Sebelum sang raja mengembuskan napas terakhir, muncul tanda alam yang dianggap sebagai pertanda duka: pohon tua tumbang di Pesanggrahan Langenharjo, Sukoharjo.
Adik PB XIII, Kanjeng Gusti Pangeran Haryo (KGPH) Surya Wicaksana atau yang akrab disapa Gusti Neno, menuturkan bahwa pohon besar yang tumbang itu adalah pohon jambu mete yang sudah berusia puluhan tahun.
“Jadi pada 31 Oktober 2025 beberapa hari lalu, pohon itu tumbang saat hujan deras dan angin kencang. Menimpa bangunan semi permanen di dekat pendopo pesanggrahan,” ujar Gusti Neno kepada Tribunnews, Minggu (2/11/2025).

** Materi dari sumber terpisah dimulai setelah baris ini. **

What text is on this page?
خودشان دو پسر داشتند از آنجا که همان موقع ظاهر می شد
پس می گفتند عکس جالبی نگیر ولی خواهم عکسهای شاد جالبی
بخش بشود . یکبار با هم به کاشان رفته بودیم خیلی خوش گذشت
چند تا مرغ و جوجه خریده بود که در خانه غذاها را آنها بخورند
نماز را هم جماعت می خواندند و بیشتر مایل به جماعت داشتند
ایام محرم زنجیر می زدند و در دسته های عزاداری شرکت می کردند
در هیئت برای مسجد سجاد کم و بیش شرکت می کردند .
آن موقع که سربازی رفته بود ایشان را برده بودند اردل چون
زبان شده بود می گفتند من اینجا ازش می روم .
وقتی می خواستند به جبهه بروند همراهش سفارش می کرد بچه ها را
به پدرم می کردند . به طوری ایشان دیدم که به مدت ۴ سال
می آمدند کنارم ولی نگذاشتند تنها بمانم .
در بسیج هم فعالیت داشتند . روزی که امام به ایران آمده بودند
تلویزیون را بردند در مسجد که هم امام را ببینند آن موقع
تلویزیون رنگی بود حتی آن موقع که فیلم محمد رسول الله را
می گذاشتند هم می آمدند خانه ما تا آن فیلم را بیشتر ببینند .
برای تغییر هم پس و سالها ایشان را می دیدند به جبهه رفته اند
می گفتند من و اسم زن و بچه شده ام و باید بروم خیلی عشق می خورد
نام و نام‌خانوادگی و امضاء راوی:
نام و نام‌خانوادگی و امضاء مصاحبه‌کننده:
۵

Tumbangnya Pohon Jambu Mete Dianggap Tanda Alam
Peristiwa pohon tumbang tersebut terjadi dua hari sebelum wafatnya Sinuhun Pakubuwono XIII.
Hal ini menimbulkan pembicaraan di kalangan masyarakat sekitar Keraton Solo dan Sukoharjo, yang mengaitkannya sebagai tanda alam atas kepergian sang raja.
“Dan memang biasanya di Pesanggrahan Langenharjo segala hal terkait alam itu memberikan semacam perlambang atau sinyal atau sasmita (tanda),” kata Gusti Neno.
“Iya apa tidaknya (kebenaran) itu tergantung masing-masing individu yang melihat lambang-lambang alam tersebut,” tambahnya.
Pesanggrahan Langenharjo sendiri merupakan tempat bersejarah peninggalan Pakubuwono IX, dibangun pada 1870 sebagai tempat semedi dan meditasi para raja Mataram Islam.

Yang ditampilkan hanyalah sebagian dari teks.